The One Who Loves You

Left to fend for themselves after everyone on their wagon train dies, Saylor and Amy Tucker are taken in by an old Shoshone woman who teaches the sisters how to survive in the wilds of Wyoming in 1867.

Traveling to Fort Bridger, Wyoming, Daniel Hackett is looking forward to starting a cattle ranch with his parents and his grandparents. When a group of Shoshone warriors tell the wagon train about two sisters living in the mountains, Daniel and some of the other men decide to rescue the sisters and take them back to civilization.

As if traveling with three gold-hungry men, a jealous girlfriend, and the dangers of traveling across the wide-open plains wasn’t enough, now Daniel finds himself wondering if he has gotten in over his head when Saylor starts showing a romantic interest in him.

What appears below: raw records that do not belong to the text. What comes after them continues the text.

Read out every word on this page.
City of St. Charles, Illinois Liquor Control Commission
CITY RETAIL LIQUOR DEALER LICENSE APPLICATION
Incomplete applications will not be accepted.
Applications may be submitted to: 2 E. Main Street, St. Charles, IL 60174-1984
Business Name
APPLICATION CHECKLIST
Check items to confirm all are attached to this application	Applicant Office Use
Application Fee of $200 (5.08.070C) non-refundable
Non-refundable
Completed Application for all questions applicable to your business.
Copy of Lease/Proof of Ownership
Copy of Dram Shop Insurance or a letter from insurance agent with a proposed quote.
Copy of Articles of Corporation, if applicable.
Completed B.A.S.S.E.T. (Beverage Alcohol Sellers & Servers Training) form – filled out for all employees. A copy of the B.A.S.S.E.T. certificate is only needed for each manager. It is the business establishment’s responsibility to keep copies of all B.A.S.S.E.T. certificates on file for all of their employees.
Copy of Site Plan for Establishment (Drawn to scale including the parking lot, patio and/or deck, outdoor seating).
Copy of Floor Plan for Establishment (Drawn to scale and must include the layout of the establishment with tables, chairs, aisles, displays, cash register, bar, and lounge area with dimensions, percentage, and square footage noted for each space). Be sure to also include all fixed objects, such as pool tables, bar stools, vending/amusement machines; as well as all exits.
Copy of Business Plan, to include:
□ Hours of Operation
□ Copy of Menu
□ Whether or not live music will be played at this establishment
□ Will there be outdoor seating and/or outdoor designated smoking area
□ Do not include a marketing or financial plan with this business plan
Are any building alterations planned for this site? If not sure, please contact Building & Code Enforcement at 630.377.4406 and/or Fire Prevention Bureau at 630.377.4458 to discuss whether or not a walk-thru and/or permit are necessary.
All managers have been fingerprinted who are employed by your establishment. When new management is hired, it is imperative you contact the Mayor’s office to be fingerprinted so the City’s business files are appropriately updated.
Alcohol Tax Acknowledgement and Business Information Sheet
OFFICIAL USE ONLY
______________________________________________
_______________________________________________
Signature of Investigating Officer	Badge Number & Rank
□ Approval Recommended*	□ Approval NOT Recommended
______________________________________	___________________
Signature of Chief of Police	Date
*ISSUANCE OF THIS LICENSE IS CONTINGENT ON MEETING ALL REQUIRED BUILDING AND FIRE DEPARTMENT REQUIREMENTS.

Title: The One Who Loves You

Author: Paul F. Murray

Length: 235 pages

Published: December 18, 2019

Formats: Print and E-book

Publisher: New Friends Publishing

Author Bio

Paul F. Murray grew up in Tawas City and Essexville, Michigan, and attended Michigan State University where he received his B.S. from the James Madison College division of MSU. The author studies ethnic, racial and religious intergroup relations. The author also earned a Master’s of Business Administration degree from Grand Valley State University in Grand Rapids, Michigan. After having worked as an energy cost consultant for business and industrial clients for many years, the author went back into journalism, living in Minnesota, Montana and finally Wyoming, where he currently covers local and state government news and local sports.

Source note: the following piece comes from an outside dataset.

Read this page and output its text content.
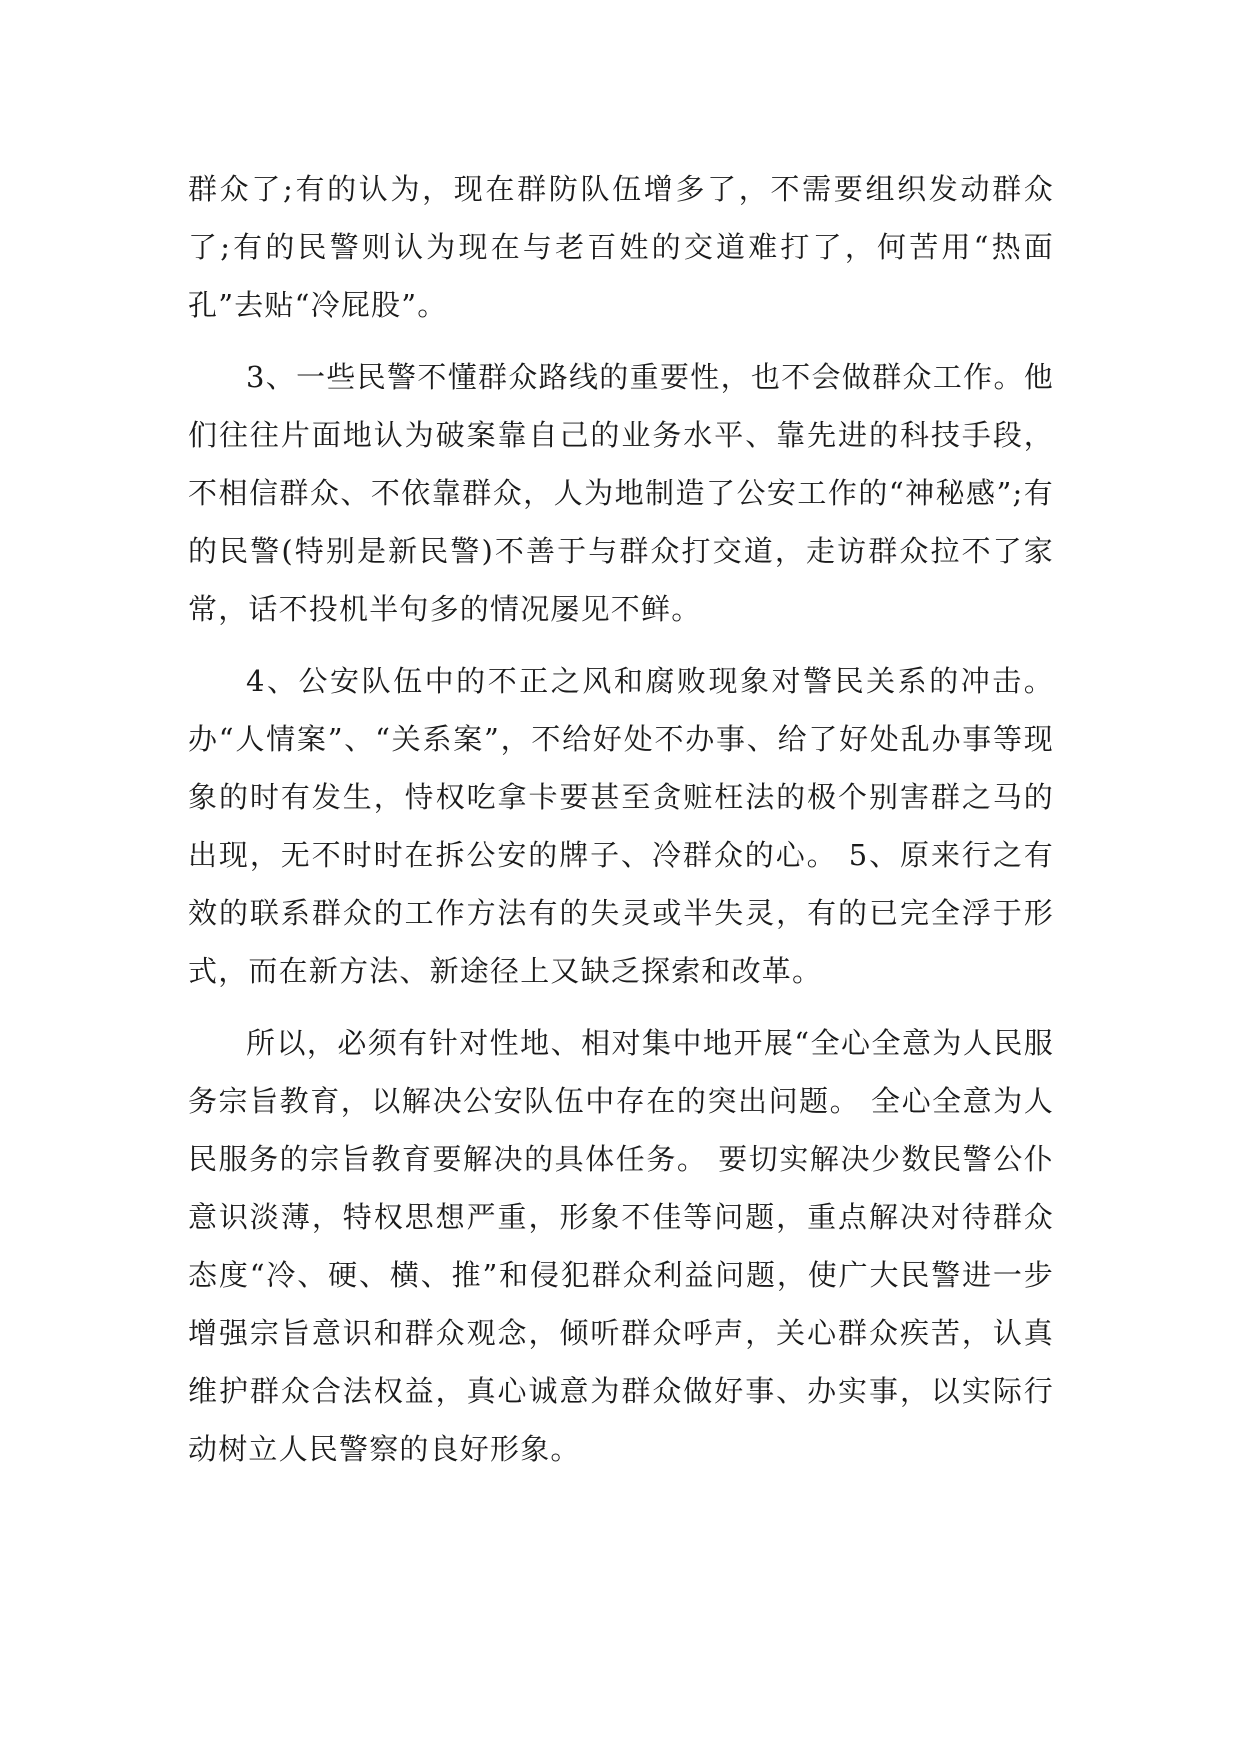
群众了;有的认为，现在群防队伍增多了，不需要组织发动群众了;有的民警则认为现在与老百姓的交道难打了，何苦用“热面孔”去贴“冷屁股”。

3、一些民警不懂群众路线的重要性，也不会做群众工作。他们往往片面地认为破案靠自己的业务水平、靠先进的科技手段，不相信群众、不依靠群众，人为地制造了公安工作的“神秘感”;有的民警(特别是新民警)不善于与群众打交道，走访群众拉不了家常，话不投机半句多的情况屡见不鲜。

4、公安队伍中的不正之风和腐败现象对警民关系的冲击。办“人情案”、“关系案”，不给好处不办事、给了好处乱办事等现象的时有发生，恃权吃拿卡要甚至贪赃枉法的极个别害群之马的出现，无不时时在拆公安的牌子、冷群众的心。 5、原来行之有效的联系群众的工作方法有的失灵或半失灵，有的已完全浮于形式，而在新方法、新途径上又缺乏探索和改革。

所以，必须有针对性地、相对集中地开展“全心全意为人民服务宗旨教育，以解决公安队伍中存在的突出问题。 全心全意为人民服务的宗旨教育要解决的具体任务。 要切实解决少数民警公仆意识淡薄，特权思想严重，形象不佳等问题，重点解决对待群众态度“冷、硬、横、推”和侵犯群众利益问题，使广大民警进一步增强宗旨意识和群众观念，倾听群众呼声，关心群众疾苦，认真维护群众合法权益，真心诚意为群众做好事、办实事，以实际行动树立人民警察的良好形象。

All of Murray’s novels, Freedom’s Long March, The Gifts and the Fruits, West of the Sunset, and now, Against the Wild Green Range, have been influenced by the writings and philosophy of Henry David Thoreau, by writers who have emulated Thoreau’s philosophy, and by the writings of Thoreau scholars. If Thoreau’s advocacy of a simpler lifestyle, less hurried, more in tune with nature, rang true in the mid-19th century, then how much more so in the early 21st century?